I was talking to a po-faced wife of a university chum a few years ago, when I was working in Iraq. When I said that it was still a very corrupt country she looked at me with pure hatred and said "that's a bit racist". I asked if she had ever been there - no. I then pointed out that due to cultural norms, and the myriad of factions in the country (village, tribal, regional, religious...) and that they had just come through years of conflict in the form of an occupation and civil war, that forward planning was essentially not possible and that the 'take what is available now' was the prevalent thinking. I offered no judgement on it other than to say it happened and that we in the west liked to think that we were above this behaviour, only we did it in a different way (seats on the board, non-executive directorships etc). She still looked prune-faced and happily did not speak to me for the rest of the evening.

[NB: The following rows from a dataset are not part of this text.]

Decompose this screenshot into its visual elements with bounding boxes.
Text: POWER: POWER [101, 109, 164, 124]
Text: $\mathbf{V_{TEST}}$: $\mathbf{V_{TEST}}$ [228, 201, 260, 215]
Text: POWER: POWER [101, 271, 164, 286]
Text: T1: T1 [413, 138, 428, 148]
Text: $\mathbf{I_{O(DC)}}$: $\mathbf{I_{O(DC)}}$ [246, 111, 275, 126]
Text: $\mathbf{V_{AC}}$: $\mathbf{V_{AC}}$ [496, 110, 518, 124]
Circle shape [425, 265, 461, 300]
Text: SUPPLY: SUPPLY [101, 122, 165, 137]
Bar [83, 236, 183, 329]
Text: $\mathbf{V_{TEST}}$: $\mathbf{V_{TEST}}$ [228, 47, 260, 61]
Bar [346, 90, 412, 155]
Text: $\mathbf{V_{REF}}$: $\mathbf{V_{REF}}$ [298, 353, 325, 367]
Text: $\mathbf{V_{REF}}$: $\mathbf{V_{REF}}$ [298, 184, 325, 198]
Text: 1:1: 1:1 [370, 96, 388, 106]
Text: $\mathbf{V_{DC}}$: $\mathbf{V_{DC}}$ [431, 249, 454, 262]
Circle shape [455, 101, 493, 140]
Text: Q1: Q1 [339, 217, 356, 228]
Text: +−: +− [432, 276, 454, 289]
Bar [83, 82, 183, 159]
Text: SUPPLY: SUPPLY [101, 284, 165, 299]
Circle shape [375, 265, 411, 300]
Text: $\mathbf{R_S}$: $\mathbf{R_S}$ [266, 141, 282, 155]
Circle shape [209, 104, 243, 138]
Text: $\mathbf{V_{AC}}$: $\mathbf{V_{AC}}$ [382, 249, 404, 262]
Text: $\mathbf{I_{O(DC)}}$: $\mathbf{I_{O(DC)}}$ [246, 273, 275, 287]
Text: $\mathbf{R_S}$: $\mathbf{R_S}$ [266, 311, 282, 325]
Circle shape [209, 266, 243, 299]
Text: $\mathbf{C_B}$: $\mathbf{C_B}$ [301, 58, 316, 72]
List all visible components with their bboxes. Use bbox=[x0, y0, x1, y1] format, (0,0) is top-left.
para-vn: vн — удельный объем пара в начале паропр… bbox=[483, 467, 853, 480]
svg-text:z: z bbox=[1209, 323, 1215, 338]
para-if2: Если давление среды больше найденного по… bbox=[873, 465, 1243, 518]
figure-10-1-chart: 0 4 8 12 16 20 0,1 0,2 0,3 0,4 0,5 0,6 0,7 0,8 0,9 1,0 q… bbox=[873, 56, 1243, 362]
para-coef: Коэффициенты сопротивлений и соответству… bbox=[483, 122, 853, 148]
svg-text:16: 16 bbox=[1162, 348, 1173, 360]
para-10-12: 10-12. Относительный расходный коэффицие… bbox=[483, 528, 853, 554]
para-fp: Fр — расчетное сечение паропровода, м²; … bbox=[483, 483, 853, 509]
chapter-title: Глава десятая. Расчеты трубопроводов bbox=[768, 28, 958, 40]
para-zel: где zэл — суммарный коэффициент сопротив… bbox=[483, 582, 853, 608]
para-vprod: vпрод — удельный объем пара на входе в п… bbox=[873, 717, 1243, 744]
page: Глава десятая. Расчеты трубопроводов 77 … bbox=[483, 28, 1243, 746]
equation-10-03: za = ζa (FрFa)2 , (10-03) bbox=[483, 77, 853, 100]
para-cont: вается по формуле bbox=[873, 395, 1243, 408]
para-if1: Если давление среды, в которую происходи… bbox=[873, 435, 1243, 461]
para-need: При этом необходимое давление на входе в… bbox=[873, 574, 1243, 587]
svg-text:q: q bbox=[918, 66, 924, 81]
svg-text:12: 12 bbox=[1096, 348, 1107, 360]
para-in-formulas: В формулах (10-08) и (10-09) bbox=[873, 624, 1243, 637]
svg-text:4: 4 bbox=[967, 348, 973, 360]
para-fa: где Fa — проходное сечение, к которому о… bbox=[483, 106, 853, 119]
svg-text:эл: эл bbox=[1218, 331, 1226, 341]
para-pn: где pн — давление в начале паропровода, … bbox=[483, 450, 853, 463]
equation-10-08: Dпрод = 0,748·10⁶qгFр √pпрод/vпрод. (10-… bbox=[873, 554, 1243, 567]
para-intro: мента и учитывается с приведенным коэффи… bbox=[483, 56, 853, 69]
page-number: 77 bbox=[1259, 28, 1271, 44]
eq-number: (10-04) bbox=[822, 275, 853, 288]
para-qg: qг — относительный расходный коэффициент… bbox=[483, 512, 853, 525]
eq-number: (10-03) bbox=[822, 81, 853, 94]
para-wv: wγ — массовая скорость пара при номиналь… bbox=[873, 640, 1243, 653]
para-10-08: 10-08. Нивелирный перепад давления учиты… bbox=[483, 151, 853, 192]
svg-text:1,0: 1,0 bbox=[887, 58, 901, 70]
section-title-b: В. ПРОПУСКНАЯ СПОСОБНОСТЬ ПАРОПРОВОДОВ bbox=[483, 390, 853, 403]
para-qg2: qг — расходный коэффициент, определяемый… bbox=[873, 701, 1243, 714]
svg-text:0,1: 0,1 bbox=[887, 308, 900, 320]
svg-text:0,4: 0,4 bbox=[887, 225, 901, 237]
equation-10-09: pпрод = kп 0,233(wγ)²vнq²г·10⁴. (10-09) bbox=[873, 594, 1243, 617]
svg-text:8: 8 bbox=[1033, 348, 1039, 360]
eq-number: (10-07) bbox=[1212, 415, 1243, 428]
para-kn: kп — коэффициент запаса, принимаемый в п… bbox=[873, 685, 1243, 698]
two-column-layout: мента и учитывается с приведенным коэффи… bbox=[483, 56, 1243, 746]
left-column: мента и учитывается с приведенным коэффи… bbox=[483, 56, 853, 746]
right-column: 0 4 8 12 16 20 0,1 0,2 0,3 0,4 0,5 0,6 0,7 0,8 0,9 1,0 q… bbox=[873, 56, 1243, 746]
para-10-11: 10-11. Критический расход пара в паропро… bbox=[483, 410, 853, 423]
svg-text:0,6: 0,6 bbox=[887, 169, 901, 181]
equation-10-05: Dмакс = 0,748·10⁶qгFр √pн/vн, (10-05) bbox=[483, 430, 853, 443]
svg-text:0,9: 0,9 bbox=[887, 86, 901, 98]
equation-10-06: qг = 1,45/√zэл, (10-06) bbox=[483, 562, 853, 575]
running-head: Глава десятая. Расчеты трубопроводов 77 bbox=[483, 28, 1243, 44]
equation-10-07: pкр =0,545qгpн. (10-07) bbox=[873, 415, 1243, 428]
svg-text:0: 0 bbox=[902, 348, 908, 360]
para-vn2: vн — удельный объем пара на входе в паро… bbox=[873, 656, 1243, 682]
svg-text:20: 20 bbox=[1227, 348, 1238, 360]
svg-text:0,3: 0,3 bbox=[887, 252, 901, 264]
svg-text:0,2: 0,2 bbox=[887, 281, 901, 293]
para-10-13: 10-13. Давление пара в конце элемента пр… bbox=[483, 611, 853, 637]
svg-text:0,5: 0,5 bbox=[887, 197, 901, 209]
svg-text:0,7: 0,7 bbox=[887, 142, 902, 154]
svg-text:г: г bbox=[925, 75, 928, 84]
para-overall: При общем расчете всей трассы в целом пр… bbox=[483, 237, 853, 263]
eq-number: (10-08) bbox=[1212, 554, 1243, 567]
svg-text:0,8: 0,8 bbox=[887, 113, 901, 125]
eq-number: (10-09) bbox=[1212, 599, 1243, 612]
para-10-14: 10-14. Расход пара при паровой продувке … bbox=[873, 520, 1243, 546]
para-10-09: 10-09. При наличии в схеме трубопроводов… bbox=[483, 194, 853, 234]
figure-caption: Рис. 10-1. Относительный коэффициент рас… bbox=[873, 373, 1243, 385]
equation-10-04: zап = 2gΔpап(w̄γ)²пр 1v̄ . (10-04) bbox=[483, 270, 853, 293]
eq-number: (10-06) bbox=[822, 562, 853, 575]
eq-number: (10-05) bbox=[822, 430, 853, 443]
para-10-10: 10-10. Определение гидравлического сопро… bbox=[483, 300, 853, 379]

Another country worth mentioning is Switzerland. A land of order, punctuality, strict adherence to a civic code (cleaning snow off pavements outside your house etc) but of astonishing laxity when it comes to the provenance of funds so long as they get to manage them. I'd have to double check my source, but supposedly Eisenhower was so determined to punish the Swiss for their "neutrality" (think of the countless Jewish families still trying to get their money and paintings back) that he stopped all coal trains entering the country during the winter of 1945, thereby forcing people to use up their precious wood reserves and even having to burn property in order to stay warm.
Corruption is pretty much everywhere. It's just practiced in different ways and there is a form of snobbery about what form of it is deemed acceptable.